Golfaholic Sungjae Im, the third-highest-rated golfer in the field, is entitled to a mention but he has not been his usual super-consistent self in recent outings and is passed over in a hot, sticky and humid week where fitness may well play a part.


CAZOO CLASSIC

2pts each-way Robert MacIntyre @ 12/1
1pt each-way Richard Mansell @ 25/1
1pt each-way Thorbjorn Olesen @ 22/1
1pt each-way Thriston Lawrence @ 18/1
0.5pt each-way Sami Valimaki @ 40/1


We’re paying SIX places at the Cazoo Classic!


It is a sad state of affairs when the favourite for one of Europe’s bread-and-butter tournaments stands only 98th in the rankings but that’s the case with the Cazoo Classic where Robert MacIntyre and Oliver Bekker are the only two inside the world’s top 100.

For punters it is an even bigger minefield than usual because at that level the DP World Tour’s rank-and-file consistently beat each other and finding someone reliable or promising enough to put your hard-earned tenner on, never mind a serious bet, is fraught with problems.

Take the market leader ‘Call me Bob” MacIntyre. Named Rookie of the Year in 2019 and bursting on the scene with a breakthrough victory in Cyprus with other eye-catching efforts in better tournaments, he doesn’t seem to making much progress.

This ambitious Scot from Oban keeps saying “I’m playing great” but where is the proof? Only in contention now and again, he is in the last-chance saloon for me. If he cannot justify his reputation with a win or at the very least a top-five showing in Southport this week, he’s off the list.

Far from being the shoo-in for Ryder Cup honours next year, as many predicted, he is still making too many double bogeys among the many birdies his attacking game and bold putting set up.

I can just see why he’s favourite. He has course form at Hillside, the links which virtually adjoins its ‘big brother’ Royal Birkdale and hosts this week’s tepid affair.

He filled second spot behind surprise winner, Marcus Kinhult, in the 2019 British Masters there. And while shooting 137 for the last 36 at St Andrews was great for the local fans, it came too late to make a lasting impression on the leaderboard.

It’s a long time since I was at Hillside when Tony Jacklin won for the final time, beating Bernhard Langer in a playoff for the 1982 Sun Alliance PGA Championship. I remember it as a course of halves with the back nine far more challenging than the front.

Without the weight of expectation heaped on him thousands of fans willing on Scotland’s No. 1, we can expect Bob to free up and leave that missed cut at the Scottish and modest 34th at the Open itself well behind.


Get up to a 25% bonus on winning 2 & 3-ball accumulators! T&Cs apply. 


Top-12 in two majors last year and a superb fourth in the all-star DP World Tour Chsmpionship finale in Dubai in November were different gravy to what the rest of the Cazoo field bring to the party, so time to deliver, Bob!

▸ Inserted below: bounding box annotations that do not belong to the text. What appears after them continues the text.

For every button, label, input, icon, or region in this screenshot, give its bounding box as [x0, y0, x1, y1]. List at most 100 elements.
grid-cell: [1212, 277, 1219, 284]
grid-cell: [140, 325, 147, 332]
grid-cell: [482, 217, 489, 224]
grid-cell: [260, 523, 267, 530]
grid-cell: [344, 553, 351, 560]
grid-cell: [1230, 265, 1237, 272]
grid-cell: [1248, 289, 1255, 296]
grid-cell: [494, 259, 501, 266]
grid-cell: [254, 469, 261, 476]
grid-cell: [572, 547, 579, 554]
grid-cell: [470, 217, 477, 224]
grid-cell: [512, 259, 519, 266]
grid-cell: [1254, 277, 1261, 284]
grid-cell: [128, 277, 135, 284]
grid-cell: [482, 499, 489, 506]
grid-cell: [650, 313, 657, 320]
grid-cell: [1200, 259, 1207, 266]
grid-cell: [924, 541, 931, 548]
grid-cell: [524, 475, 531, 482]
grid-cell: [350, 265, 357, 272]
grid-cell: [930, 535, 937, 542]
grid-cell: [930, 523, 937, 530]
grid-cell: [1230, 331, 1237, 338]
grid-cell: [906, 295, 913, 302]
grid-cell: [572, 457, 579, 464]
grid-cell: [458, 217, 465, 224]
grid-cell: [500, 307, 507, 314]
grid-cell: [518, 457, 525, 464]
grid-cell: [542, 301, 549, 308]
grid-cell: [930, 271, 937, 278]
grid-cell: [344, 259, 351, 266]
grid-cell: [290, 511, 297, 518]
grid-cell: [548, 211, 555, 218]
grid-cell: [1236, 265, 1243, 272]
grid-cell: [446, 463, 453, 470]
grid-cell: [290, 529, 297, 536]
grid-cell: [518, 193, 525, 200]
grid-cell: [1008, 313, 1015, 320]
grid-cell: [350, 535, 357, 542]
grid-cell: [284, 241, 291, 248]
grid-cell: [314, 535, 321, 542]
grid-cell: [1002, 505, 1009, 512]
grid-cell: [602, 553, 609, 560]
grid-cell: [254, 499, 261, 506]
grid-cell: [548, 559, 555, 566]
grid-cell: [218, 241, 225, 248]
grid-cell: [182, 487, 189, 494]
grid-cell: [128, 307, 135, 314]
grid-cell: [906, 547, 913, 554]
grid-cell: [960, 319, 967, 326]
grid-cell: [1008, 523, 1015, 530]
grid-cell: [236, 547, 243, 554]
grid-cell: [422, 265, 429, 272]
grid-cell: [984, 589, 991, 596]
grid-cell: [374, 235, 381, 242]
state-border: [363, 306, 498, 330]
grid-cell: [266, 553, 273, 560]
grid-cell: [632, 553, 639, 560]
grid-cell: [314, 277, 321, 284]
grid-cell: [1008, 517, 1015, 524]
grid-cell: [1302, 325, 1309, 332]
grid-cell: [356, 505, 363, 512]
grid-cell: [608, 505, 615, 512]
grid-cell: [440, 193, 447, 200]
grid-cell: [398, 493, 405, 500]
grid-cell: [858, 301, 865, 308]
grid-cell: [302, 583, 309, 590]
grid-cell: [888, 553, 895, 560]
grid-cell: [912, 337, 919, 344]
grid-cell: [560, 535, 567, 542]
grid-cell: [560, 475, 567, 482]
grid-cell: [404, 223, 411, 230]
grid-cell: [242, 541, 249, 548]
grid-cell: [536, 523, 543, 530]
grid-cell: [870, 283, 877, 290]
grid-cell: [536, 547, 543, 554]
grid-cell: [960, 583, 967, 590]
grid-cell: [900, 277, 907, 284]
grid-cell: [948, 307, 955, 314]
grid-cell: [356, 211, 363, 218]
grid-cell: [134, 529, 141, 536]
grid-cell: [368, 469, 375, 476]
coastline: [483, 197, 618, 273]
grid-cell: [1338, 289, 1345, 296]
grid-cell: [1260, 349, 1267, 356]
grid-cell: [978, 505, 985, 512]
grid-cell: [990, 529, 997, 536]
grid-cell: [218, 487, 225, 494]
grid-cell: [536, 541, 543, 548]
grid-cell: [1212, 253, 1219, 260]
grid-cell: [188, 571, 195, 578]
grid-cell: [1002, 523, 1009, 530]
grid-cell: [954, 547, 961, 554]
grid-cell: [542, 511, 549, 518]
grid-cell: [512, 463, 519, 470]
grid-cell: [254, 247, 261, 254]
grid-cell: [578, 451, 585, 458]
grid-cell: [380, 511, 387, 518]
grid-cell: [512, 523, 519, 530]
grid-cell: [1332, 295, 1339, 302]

The main threats are South African duo Bekker and Thriston Lawrence and while Dane Thorbjorn Olesen waxes hot and cold he has to come into the conversation on his British Masters victory and Irish Open eighth.

With steady-as-you-go Bekker you know where you stand. Seven times a winner on his home tour, the 38-year-old had some excellent results in the spring (2nd in Catalunya, 4th in Belgium) but is limited and yet to score in Europe.

Lawrence, younger and fearless, opened his Euro account at the Joburg Open at the end of last year and reminded us of his potential when third in the Irish Open.

But it might just be a 1-2 for the Brits with Richard Mansell, formerly a top amateur and now making a name for himself as a pro. The Staffordshire prospect with the classic swing impressed with his third in Hamburg and top-tens in the British Masters and Dutch.

It’s good to see flashy Finn Sami Valimaki rediscovering the form that excited us a couple of years back. His fourth in Munich followed by fair efforts in the Irish and Scottish Opens mark him down for a small interest.

Kinhult is a course winner but there’s no sign from anything he’s done this year that he’s going to conquer Hillside’s dunes and pinewood twice. Founded in 1911, this old-timer, 7109 yards long and par 72, will still take a few prisoners even in a heatwave.